AFAB genderfluid here. You have very limited information, I know that, but whatever.
My dad came from a quite traditional family. He used to be transphobic himself and was a little weirded out when I came out as a boy on some days, but my mom was always open-minded and my dad learned to accept it.
His sister, on the other hand, never learned to accept it and stayed the same: supportive of me liking men and women, but seemingly not supportive of me being genderfluid.
One day, I said I was on my period, and she said “Boys don’t get periods, so you’re a girl”. When I first came out, she said “Well I accept you no matter what my beautiful niece” and is always trying to get me to look and be more feminine. She tried to get me to wear a skirt a bit ago when I’m usually a guy, not a girl, and I also don’t really like wearing skirts as a guy.
It depends on how you define “love”. Other than misgendering you, she seems to treat you well enough based on what you said.

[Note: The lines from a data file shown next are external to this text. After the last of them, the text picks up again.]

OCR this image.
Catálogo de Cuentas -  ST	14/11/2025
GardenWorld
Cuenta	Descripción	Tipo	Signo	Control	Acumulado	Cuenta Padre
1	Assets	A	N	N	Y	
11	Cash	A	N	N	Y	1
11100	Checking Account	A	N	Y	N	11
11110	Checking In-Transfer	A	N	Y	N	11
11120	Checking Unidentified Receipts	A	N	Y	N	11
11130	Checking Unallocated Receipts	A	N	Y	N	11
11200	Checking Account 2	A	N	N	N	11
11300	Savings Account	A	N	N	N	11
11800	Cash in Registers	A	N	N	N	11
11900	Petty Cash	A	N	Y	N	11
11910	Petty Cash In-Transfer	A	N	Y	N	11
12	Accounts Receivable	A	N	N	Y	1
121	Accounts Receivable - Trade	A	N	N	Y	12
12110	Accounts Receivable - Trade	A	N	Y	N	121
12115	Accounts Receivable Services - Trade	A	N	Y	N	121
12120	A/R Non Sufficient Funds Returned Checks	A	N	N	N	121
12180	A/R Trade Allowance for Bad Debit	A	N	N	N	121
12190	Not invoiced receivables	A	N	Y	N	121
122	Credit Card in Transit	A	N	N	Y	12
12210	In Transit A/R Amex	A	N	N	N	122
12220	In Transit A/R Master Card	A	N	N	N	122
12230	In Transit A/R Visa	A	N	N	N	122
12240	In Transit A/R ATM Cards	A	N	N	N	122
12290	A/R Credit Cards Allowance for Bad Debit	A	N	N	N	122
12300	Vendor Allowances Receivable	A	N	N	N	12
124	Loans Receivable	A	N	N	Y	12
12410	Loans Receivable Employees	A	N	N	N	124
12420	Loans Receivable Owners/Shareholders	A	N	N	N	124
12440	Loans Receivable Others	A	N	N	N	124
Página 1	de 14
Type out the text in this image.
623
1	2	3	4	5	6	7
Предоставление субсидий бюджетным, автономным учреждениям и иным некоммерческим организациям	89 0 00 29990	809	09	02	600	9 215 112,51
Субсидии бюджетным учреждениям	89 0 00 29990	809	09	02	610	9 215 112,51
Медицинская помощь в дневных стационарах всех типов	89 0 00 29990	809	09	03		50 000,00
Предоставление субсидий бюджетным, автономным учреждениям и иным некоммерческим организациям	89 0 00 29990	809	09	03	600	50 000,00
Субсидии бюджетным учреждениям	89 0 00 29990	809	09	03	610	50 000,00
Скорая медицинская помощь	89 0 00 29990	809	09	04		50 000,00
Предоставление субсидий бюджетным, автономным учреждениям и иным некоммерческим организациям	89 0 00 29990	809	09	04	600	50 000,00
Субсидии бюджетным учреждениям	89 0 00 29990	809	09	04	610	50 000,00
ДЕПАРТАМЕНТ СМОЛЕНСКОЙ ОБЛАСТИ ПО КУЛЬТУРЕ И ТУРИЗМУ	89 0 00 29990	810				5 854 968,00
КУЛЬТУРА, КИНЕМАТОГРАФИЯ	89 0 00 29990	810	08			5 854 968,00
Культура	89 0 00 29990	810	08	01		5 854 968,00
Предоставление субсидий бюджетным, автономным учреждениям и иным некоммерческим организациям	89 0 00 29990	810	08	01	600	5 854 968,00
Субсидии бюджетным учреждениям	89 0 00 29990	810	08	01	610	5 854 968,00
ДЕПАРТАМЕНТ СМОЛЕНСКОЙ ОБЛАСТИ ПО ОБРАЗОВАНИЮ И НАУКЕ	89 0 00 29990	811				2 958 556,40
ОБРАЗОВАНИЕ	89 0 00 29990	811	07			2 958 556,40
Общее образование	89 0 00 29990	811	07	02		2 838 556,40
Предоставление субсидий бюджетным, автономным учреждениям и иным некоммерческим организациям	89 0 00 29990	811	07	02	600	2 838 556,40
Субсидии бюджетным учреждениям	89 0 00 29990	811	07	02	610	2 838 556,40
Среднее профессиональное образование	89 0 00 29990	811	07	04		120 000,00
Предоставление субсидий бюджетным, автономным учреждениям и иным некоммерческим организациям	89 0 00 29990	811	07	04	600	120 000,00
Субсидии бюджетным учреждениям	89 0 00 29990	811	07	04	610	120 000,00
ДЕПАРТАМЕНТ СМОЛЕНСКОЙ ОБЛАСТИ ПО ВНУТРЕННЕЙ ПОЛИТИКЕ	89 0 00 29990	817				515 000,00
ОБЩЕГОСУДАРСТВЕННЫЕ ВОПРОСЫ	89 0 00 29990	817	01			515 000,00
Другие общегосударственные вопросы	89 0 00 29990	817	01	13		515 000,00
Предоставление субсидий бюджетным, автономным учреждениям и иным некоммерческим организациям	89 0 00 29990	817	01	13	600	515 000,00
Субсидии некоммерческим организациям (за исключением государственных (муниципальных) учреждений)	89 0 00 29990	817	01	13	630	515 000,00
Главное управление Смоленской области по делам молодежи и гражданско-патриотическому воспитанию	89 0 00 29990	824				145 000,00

To me, love is putting someone else’s needs above your own. And it’s not a binary thing–someone can generally love someone but still do unloving things at times. Misgendering you certainly is not loving, but if she otherwise treats you with respect and affection… well, it’s kinda for you to decide. And depending on where she’s coming from, she may even have good intentions, even when misgendering you (as twisted as that may seem). This doesn’t excuse her behavior, but it may change how you view her.
The more practical question is whether you want to continue a relationship with her, assuming she continues to misgender you. And again, that’s for you to decide.